2020-12-25 Christmas at Bitter Lake Near Roswell

Scaled Quail - Callipepla squamata
I sat quietly near the feeder at the visitor center until the neighborhood quail gained confidence to come in. 

In April 2020, as I was ending my first Texas birding adventure, I called my friend Jerry in Albuquerque and told him I was headed his way via Roswell. He suggested I visit the Bitter Lake NWR, and I’m so glad he did. Cassin’s Sparrows and Scaled Quail were the highlights for me on that first visit. In fact, the quail meetings were my first for the species. It being April, the quail and the sparrows were performing their spring rituals, which added a dimension to the encounters. With my time in New Mexico winding down on this December trip, I wanted to pay another visit to this reserve. I left Bosque del Apache and headed for Texas, looking forward to another visit to Bitter Lake and to meeting its winter wildlife.

The refuge’s Visitor Center is six miles east of Roswell perched on a bluff overlooking the wetlands in the Pecos River Valley below. On arriving there early Christmas morning, I wandered the perimeter path around the building. It did not surprise me there was no one in attendance. During my April visit I found the center similarly quiet, but it was the pandemic, not the holiday that closed these doors. I kicked up a few quail as I completed my walk around the center and found an empty feeder hanging near the entrance, and I thought it a shame there was no food for the birds on this sunny holiday morning.

Leaving the Visitor Center, there is a three-mile dirt track loop for self-guided tours of the wetlands, and I launched an exploratory clockwise trip to see what wildlife I could find. I saw 1200 Sandhill Cranes isolated at a great distance and later learned there had been 12,000 earlier in the year. There were lots of Snow Geese, but other forms of waterfowl were more difficult to see. I enjoyed watching meadowlarks and shorebirds foraging on the thin ice at the edges of the wetlands. I saw sparrows, pipits and quail as they scurried to avoid my approaching vehicle. Several harriers performed their lazy flights as they patrolled the grounds, looking for feeding opportunities.

Snow Goose - Anser caerulescens
Wintering Snow Geese numbers were high during my visit. I first visited Bitterlake NWR outside of Roswell New Mexico in April 2020. This visit was a winter sampling of the reserve’s wildlife.

On completing the tour loop in the morning, I returned to the visitor center to find a husband and wife volunteer team attending feeding duties for the birds and fish under their care. Jerry asked me to look up his friend Steve Alvarez, a staff biologist he’d worked with during their Dragonfly Festivals in past years. I learned from these volunteers he was away because of the holiday. I found out these two folks worked for Steve and knew him well. I had a lovely, socially distant visit with the volunteers from Minnesota, before they carried on with their tasks. I mentioned my April visit and the quails I met, and they told me they struggled to get pictures at their camp, even though there were feeders outside. I suggested that rather than opening their doors or windows after the birds appeared, to try sitting still and waiting for the birds to come in. I’m not sure if the message sunk in. But it is a strategy I’ve had some success with.

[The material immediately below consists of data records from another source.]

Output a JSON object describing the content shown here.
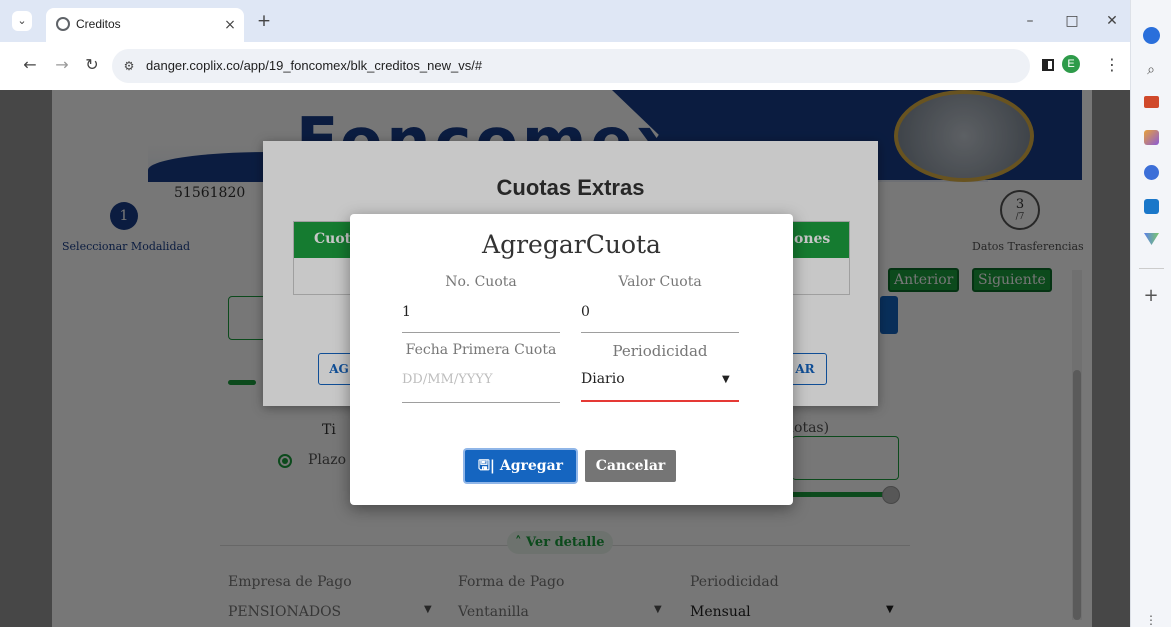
{
  "browser": {
    "tab_title": "Creditos",
    "tab_close": "×",
    "new_tab": "+",
    "url": "danger.coplix.co/app/19_foncomex/blk_creditos_new_vs/#",
    "profile_initial": "E",
    "window_min": "–",
    "window_max": "□",
    "window_close": "✕"
  },
  "page": {
    "brand": "Foncomex",
    "client_id": "51561820",
    "steps": {
      "step1_num": "1",
      "step1_label": "Seleccionar Modalidad",
      "step3_num": "3",
      "step3_den": "/7",
      "step3_label": "Datos Trasferencias"
    },
    "nav": {
      "prev": "Anterior",
      "next": "Siguiente"
    },
    "partial_labels": {
      "ti": "Ti",
      "cuotas": "uotas)"
    },
    "plazo_label": "Plazo",
    "ver_detalle": "Ver detalle",
    "details": {
      "empresa_label": "Empresa de Pago",
      "empresa_value": "PENSIONADOS",
      "forma_label": "Forma de Pago",
      "forma_value": "Ventanilla",
      "periodicidad_label": "Periodicidad",
      "periodicidad_value": "Mensual"
    }
  },
  "cuotas_modal": {
    "title": "Cuotas Extras",
    "col_left": "Cuot",
    "col_right": "ones",
    "btn_left": "AG",
    "btn_right": "AR"
  },
  "agregar_modal": {
    "title": "AgregarCuota",
    "no_cuota_label": "No. Cuota",
    "no_cuota_value": "1",
    "valor_label": "Valor Cuota",
    "valor_value": "0",
    "fecha_label": "Fecha Primera Cuota",
    "fecha_placeholder": "DD/MM/YYYY",
    "periodicidad_label": "Periodicidad",
    "periodicidad_value": "Diario",
    "btn_agregar": "| Agregar",
    "btn_cancelar": "Cancelar"
  },
  "colors": {
    "primary_blue": "#1565c0",
    "green": "#1b9e3e",
    "error_red": "#e53935",
    "cancel_gray": "#757575"
  }
}
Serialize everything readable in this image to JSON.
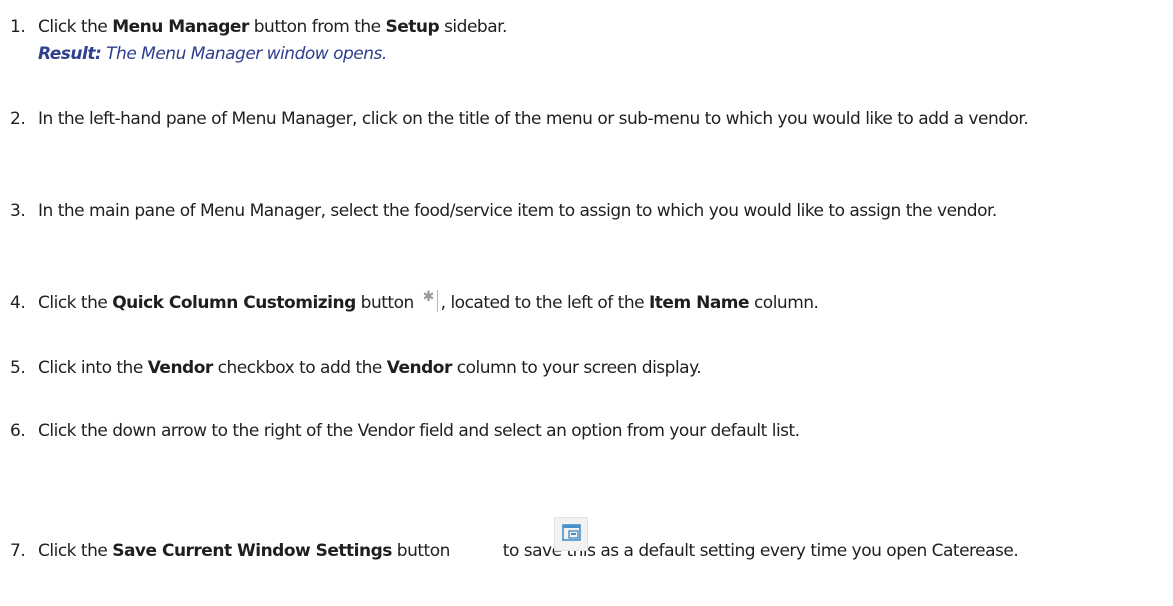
{
  "steps": [
    {
      "num": "1.",
      "pre": "Click the ",
      "b1": "Menu Manager",
      "mid": " button from the ",
      "b2": "Setup",
      "post": " sidebar.",
      "result_label": "Result:",
      "result_text": " The Menu Manager window opens."
    },
    {
      "num": "2.",
      "text": "In the left-hand pane of Menu Manager, click on the title of the menu or sub-menu to which you would like to add a vendor."
    },
    {
      "num": "3.",
      "text": "In the main pane of Menu Manager, select the food/service item to assign to which you would like to assign the vendor."
    },
    {
      "num": "4.",
      "pre": "Click the ",
      "b1": "Quick Column Customizing",
      "mid": " button ",
      "mid2": ", located to the left of the ",
      "b2": "Item Name",
      "post": " column."
    },
    {
      "num": "5.",
      "pre": "Click into the ",
      "b1": "Vendor",
      "mid": " checkbox to add the ",
      "b2": "Vendor",
      "post": " column to your screen display."
    },
    {
      "num": "6.",
      "text": "Click the down arrow to the right of the Vendor field and select an option from your default list."
    },
    {
      "num": "7.",
      "pre": "Click the ",
      "b1": "Save Current Window Settings",
      "mid": " button",
      "post": " to save this as a default setting every time you open Caterease."
    }
  ],
  "icons": {
    "quick_column": "asterisk-column-icon",
    "save_settings": "save-window-settings-icon",
    "accent": "#2f3e8f"
  }
}
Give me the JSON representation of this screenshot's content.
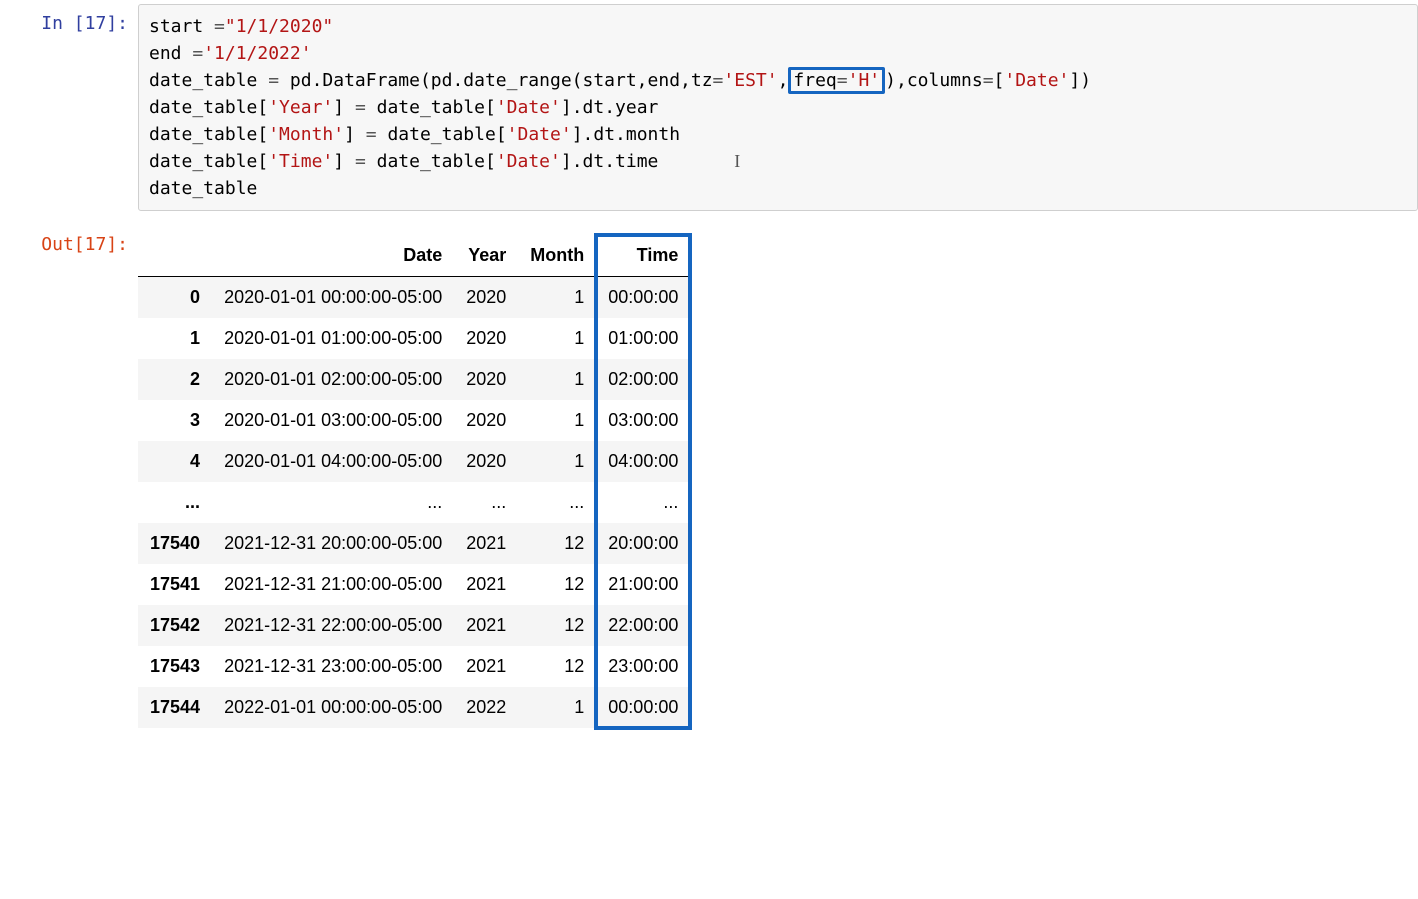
{
  "prompts": {
    "in_label": "In [17]:",
    "out_label": "Out[17]:"
  },
  "code": {
    "line1_a": "start ",
    "line1_eq": "=",
    "line1_str": "\"1/1/2020\"",
    "line2_a": "end ",
    "line2_eq": "=",
    "line2_str": "'1/1/2022'",
    "line3_a": "date_table ",
    "line3_eq": "=",
    "line3_b": " pd.DataFrame(pd.date_range(start,end,tz",
    "line3_eq2": "=",
    "line3_est": "'EST'",
    "line3_comma": ",",
    "line3_hl_a": "freq",
    "line3_hl_eq": "=",
    "line3_hl_str": "'H'",
    "line3_c": "),columns",
    "line3_eq3": "=",
    "line3_c_br": "[",
    "line3_date": "'Date'",
    "line3_c_br2": "])",
    "line4_a": "date_table[",
    "line4_year": "'Year'",
    "line4_b": "] ",
    "line4_eq": "=",
    "line4_c": " date_table[",
    "line4_date": "'Date'",
    "line4_d": "].dt.year",
    "line5_a": "date_table[",
    "line5_month": "'Month'",
    "line5_b": "] ",
    "line5_eq": "=",
    "line5_c": " date_table[",
    "line5_date": "'Date'",
    "line5_d": "].dt.month",
    "line6_a": "date_table[",
    "line6_time": "'Time'",
    "line6_b": "] ",
    "line6_eq": "=",
    "line6_c": " date_table[",
    "line6_date": "'Date'",
    "line6_d": "].dt.time",
    "line7": "date_table",
    "cursor": "I"
  },
  "table": {
    "columns": [
      "Date",
      "Year",
      "Month",
      "Time"
    ],
    "rows": [
      {
        "idx": "0",
        "Date": "2020-01-01 00:00:00-05:00",
        "Year": "2020",
        "Month": "1",
        "Time": "00:00:00"
      },
      {
        "idx": "1",
        "Date": "2020-01-01 01:00:00-05:00",
        "Year": "2020",
        "Month": "1",
        "Time": "01:00:00"
      },
      {
        "idx": "2",
        "Date": "2020-01-01 02:00:00-05:00",
        "Year": "2020",
        "Month": "1",
        "Time": "02:00:00"
      },
      {
        "idx": "3",
        "Date": "2020-01-01 03:00:00-05:00",
        "Year": "2020",
        "Month": "1",
        "Time": "03:00:00"
      },
      {
        "idx": "4",
        "Date": "2020-01-01 04:00:00-05:00",
        "Year": "2020",
        "Month": "1",
        "Time": "04:00:00"
      },
      {
        "idx": "...",
        "Date": "...",
        "Year": "...",
        "Month": "...",
        "Time": "..."
      },
      {
        "idx": "17540",
        "Date": "2021-12-31 20:00:00-05:00",
        "Year": "2021",
        "Month": "12",
        "Time": "20:00:00"
      },
      {
        "idx": "17541",
        "Date": "2021-12-31 21:00:00-05:00",
        "Year": "2021",
        "Month": "12",
        "Time": "21:00:00"
      },
      {
        "idx": "17542",
        "Date": "2021-12-31 22:00:00-05:00",
        "Year": "2021",
        "Month": "12",
        "Time": "22:00:00"
      },
      {
        "idx": "17543",
        "Date": "2021-12-31 23:00:00-05:00",
        "Year": "2021",
        "Month": "12",
        "Time": "23:00:00"
      },
      {
        "idx": "17544",
        "Date": "2022-01-01 00:00:00-05:00",
        "Year": "2022",
        "Month": "1",
        "Time": "00:00:00"
      }
    ]
  }
}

Their next mission was putting up signs for the hunters, directing them to the locations south of the protected wetlands where their gunning was permitted. Sunday was one of the several days in the week allowed for hunting on the reserve. With that news, I decided this visit at Bitter Lake would be a one-day affair. After they left to post their signs, I followed my own advice. With the feeder filled, birds flew in to feed on the fresh supplies. I collected my camera gear and found a position to sit on my small folding stool and blended in as best I could so I could gather images of the hungry birds. I saw White-Crowned Sparrows, House Sparrows and House Finches coming in, but after a while the quail came through and let hunger override their shyness and I got some worthwhile images despite the backlighting and shadiness of the scene.

After my time at the feeder, I executed a second round through the wetlands below. When I finished, I’d gathered images of American Pipits, Greater Yellowlegs, House Finches, Least Sandpipers, Savannah Sparrows, Scaled Quail, Snow Geese, Western Meadowlarks, and White-Crowned Sparrows.